Reminiscent of Crash, the Wayne Kramer film is a quilt of stories about a wide variety of immigrants, both legal and non. Harrison Ford is a immigration officer who has the misfortune of having an conscience. After a raid on a clothing manufacturer, a young Mexican woman pleads with him to see to her child; he ends up driving the boy all the way back to his grandparents in Mexico. His partner (Cliff Curtis), an Iranian, is celebrating his father's naturalization, but is ashamed of his sister's slatternly behavior.
Elsewhere, an Australian would-be actress (Alice Eve), her visitor's visa expired, ends up prostituting herself for a green card to a sleazy official (Ray Liotta). His wife, Ashley Judd, is an immigration attorney, who gets involved with a family of Muslims who are threatened with deportation when their teenage daughter writes a paper expressing sympathy for the 9/11 hijackers.
There's a lot going on here, and that doesn't include a young Korean boy who is pressured to join a gang of criminals, and a British musician, Jim Sturgess, who tries to get a work permit by feigning being a Jewish scholar. May of the characters end up intersecting, a la Crash, but unlike that film there's less of a singular purpose. Kramer seems to be throwing things at the wall and seeing what sticks, and without the light touch he exhibited in his much better film, The Cooler.

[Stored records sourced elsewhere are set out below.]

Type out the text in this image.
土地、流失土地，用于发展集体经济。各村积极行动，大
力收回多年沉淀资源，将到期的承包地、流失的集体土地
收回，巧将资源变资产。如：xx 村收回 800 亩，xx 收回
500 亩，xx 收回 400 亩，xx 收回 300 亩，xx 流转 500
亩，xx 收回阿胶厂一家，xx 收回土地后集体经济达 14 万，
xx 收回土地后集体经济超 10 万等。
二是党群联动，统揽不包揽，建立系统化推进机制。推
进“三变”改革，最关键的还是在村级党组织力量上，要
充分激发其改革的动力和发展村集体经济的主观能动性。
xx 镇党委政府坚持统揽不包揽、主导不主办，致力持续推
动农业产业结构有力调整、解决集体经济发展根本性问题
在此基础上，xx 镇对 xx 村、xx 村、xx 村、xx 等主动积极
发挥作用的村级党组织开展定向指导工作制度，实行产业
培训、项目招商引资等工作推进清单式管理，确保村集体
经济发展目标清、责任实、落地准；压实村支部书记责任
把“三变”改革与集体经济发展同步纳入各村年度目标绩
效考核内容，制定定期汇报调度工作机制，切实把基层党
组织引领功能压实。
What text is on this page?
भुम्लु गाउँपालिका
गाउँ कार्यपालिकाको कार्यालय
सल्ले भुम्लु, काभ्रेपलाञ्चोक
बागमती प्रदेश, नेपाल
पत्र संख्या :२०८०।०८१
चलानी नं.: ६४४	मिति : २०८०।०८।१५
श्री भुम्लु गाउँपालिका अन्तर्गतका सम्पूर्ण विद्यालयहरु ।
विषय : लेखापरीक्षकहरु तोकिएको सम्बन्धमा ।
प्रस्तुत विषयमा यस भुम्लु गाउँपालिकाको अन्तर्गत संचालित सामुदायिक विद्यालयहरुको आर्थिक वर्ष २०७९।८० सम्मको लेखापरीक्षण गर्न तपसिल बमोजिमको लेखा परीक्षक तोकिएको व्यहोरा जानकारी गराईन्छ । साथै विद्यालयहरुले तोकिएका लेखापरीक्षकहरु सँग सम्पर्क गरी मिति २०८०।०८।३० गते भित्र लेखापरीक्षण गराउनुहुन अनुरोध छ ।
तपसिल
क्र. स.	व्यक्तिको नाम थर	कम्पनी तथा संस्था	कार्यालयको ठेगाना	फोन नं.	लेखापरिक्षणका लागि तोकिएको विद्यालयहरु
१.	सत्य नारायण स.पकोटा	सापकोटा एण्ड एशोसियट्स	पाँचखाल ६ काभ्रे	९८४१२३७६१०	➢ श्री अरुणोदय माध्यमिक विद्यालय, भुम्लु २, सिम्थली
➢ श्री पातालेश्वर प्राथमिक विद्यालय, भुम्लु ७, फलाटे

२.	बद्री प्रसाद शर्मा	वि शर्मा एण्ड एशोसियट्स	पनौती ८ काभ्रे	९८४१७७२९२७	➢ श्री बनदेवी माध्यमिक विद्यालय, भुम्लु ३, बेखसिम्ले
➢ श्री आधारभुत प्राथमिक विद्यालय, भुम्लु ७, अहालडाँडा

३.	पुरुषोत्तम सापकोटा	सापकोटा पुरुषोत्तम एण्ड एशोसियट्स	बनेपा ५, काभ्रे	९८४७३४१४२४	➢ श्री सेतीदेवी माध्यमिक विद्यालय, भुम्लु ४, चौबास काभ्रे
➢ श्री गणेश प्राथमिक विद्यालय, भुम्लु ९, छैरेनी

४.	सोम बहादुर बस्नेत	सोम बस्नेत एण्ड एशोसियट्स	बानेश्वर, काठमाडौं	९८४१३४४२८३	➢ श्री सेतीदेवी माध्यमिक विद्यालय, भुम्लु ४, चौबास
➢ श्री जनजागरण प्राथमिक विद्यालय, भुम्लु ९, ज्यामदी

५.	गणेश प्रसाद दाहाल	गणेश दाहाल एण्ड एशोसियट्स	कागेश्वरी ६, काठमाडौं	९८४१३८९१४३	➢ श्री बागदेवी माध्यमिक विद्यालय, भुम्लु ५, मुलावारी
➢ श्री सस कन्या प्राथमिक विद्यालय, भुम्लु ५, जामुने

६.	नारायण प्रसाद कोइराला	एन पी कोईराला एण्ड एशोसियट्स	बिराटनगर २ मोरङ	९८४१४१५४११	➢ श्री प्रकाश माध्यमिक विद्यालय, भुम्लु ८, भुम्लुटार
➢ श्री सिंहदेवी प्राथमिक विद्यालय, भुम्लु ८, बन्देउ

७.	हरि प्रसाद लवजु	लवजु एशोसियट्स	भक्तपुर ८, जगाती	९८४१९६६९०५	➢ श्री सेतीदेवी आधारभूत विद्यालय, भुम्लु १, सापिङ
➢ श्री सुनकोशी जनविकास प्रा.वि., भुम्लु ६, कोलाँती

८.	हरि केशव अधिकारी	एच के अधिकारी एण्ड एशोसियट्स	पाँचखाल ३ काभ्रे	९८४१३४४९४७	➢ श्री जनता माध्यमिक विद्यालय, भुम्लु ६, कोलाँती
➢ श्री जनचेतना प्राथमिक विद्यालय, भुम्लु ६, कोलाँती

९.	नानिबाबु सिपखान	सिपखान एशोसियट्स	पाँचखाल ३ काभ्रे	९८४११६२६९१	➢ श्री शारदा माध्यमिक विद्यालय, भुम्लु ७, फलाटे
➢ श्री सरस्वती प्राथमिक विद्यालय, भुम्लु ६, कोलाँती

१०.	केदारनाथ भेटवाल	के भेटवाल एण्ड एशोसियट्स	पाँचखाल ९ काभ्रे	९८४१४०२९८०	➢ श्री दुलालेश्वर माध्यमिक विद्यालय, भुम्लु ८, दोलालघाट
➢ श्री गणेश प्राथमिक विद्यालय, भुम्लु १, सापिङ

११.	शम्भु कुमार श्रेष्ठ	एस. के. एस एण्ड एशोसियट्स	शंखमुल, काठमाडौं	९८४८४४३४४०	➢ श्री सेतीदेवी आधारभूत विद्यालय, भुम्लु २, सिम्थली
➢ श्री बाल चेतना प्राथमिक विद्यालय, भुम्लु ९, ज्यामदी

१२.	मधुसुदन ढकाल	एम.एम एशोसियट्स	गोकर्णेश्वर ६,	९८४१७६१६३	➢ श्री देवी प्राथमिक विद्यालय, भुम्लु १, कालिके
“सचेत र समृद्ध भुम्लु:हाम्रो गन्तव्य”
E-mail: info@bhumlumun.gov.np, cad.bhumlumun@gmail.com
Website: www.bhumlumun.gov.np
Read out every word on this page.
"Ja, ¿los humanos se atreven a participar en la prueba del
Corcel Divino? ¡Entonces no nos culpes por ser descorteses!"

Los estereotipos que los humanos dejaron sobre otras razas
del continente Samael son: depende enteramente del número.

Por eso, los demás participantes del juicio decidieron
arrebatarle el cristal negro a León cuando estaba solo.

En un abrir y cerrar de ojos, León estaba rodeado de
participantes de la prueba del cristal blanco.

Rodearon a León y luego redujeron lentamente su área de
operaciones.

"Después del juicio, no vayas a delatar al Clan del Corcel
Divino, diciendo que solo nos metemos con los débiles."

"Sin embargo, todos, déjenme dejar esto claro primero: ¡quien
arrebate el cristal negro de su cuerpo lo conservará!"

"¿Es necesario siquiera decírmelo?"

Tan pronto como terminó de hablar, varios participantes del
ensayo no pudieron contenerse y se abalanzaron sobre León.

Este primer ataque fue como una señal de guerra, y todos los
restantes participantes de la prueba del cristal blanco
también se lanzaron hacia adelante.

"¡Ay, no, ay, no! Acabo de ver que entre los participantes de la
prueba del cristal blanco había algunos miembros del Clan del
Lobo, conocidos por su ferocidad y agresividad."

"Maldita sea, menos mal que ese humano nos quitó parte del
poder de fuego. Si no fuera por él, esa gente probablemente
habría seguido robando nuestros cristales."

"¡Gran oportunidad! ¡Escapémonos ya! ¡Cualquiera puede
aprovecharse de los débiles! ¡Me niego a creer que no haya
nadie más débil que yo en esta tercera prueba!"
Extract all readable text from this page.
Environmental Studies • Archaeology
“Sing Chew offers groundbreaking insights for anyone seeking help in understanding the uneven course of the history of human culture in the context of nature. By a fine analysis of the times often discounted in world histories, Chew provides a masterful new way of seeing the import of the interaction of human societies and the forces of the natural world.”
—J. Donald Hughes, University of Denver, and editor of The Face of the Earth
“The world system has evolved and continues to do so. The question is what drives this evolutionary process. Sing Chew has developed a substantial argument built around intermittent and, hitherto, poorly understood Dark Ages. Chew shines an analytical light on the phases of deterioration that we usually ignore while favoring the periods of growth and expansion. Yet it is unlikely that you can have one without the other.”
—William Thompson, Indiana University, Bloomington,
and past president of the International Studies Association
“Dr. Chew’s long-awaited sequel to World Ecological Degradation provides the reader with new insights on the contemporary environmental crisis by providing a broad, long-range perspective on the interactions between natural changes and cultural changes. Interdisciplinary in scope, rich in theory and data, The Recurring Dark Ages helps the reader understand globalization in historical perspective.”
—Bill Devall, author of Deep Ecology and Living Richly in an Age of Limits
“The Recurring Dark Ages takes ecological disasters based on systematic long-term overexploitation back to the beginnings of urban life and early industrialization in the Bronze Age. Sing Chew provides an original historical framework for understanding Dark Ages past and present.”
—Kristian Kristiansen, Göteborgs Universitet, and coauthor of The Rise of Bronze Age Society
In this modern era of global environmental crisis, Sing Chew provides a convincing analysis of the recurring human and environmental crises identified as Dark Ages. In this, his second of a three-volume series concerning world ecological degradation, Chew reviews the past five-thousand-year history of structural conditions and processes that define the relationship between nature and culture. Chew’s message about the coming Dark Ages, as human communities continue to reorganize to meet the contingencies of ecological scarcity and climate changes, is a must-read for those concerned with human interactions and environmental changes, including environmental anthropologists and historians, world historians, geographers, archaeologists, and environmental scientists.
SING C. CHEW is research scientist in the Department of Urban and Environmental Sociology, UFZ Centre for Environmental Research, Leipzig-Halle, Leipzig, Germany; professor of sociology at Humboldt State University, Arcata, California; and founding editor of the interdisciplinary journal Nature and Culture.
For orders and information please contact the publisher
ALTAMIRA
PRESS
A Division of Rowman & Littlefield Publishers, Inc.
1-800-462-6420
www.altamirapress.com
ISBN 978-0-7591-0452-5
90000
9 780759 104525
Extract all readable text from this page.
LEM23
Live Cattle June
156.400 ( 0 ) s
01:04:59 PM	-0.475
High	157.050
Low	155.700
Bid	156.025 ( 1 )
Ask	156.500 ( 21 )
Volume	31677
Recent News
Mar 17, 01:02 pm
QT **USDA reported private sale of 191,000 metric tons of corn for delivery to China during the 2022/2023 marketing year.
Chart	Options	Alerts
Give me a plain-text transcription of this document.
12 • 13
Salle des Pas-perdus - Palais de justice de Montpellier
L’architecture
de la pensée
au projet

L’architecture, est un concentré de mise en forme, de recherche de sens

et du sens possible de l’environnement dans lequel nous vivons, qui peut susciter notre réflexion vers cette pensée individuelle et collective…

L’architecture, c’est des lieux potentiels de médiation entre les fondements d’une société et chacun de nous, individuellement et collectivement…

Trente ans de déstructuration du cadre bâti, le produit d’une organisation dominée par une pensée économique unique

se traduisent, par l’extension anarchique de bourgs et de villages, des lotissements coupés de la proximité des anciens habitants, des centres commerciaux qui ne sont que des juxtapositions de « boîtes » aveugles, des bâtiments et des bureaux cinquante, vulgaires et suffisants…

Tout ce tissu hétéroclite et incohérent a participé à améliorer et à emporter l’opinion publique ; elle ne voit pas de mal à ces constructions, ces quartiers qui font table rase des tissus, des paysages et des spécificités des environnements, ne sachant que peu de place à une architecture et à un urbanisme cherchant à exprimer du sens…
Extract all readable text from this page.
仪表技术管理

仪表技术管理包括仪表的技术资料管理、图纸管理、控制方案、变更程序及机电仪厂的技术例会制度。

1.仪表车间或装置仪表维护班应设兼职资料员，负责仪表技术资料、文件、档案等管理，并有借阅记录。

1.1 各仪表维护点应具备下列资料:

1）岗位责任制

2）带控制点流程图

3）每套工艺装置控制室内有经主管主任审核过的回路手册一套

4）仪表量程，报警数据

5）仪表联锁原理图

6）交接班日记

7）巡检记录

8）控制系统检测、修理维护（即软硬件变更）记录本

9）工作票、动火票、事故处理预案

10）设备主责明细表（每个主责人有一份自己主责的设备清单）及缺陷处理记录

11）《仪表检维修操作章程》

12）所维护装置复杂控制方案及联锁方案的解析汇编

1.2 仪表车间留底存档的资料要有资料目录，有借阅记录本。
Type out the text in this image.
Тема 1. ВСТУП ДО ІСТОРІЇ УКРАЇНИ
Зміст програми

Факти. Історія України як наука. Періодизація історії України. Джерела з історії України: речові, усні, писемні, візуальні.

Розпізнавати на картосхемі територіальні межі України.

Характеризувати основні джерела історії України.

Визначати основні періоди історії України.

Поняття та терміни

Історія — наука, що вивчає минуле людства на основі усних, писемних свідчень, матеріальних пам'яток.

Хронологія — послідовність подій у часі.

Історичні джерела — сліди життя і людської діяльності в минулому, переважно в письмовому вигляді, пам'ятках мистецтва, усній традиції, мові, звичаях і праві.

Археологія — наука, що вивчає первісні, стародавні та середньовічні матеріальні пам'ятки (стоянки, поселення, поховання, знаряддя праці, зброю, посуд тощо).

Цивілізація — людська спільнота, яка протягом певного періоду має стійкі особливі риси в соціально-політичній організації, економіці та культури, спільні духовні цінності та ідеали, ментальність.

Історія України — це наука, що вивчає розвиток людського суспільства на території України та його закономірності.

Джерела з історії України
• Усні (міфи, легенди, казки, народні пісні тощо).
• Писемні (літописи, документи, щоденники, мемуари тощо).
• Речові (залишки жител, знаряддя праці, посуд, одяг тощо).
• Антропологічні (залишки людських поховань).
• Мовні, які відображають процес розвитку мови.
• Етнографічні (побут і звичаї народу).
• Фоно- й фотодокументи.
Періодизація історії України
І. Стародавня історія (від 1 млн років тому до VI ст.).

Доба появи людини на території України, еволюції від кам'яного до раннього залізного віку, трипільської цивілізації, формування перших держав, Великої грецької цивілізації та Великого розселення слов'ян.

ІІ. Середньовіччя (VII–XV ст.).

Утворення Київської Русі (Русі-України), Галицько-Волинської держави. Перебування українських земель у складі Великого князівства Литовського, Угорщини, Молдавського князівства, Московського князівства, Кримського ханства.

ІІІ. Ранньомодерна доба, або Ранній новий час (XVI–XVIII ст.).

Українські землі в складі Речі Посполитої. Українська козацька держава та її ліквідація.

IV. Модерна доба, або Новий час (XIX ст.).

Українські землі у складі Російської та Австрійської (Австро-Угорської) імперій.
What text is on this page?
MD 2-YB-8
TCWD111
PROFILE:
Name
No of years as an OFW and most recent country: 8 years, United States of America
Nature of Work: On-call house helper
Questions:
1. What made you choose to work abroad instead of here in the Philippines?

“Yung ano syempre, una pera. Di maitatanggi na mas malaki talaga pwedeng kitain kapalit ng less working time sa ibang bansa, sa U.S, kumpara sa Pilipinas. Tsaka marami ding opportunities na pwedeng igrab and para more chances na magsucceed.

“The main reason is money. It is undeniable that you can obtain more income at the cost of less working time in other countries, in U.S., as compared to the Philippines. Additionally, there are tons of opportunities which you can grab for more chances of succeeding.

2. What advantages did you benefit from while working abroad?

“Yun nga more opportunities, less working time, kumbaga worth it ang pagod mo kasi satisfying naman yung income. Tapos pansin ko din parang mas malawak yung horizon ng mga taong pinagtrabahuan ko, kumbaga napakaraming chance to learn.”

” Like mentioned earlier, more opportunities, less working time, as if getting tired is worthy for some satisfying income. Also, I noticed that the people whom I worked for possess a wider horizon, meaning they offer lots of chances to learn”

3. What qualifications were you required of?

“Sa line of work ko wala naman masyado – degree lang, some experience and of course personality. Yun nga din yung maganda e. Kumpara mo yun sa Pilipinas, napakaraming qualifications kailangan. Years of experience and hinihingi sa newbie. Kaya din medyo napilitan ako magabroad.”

But there's some daring writing in Crossing Over. I've always suspected that much of the hatred of illegal immigrants is racial in nature, but this film does look at blonde, blue-eyed immigrants like Eve as being part of the entire picture. Her story, as sickening as it is, doesn't match the story of the Muslim girl (Summer Bashil), which brings up the issue of the Islamic cultural center and the Islamophobia it has inspired. Instead of depicting her as a peaceable Muslim, Kramer takes the ballsy approach of introducing her while she's reading her paper before the class, her head covered, and indicating that while she doesn't condone the actions of the hijackers, she understands. She is shouted down with epithets, and frankly, if I were a high school student, the xenophobic part of my brain might be inflamed. It reminds me of films about the blacklist era in which an innocent person is falsely perceived as being a communist--why not go all the way and make the character an actual communist? The reaction to Bashil as a character--is she sympathetic or not--give this film some badly needed juice.
Crossing Over is an admirable and intelligent film, but it was missing something. I know Crash is largely reviled by certain film fans, despite its Oscar win, and while I agree it was overrated, I thought it was still pretty good. That film had a sense of magic about it in having the characters wander through the landscape, but Crossing Over, despite a few moments that highlight unexpected compassion, lacks that.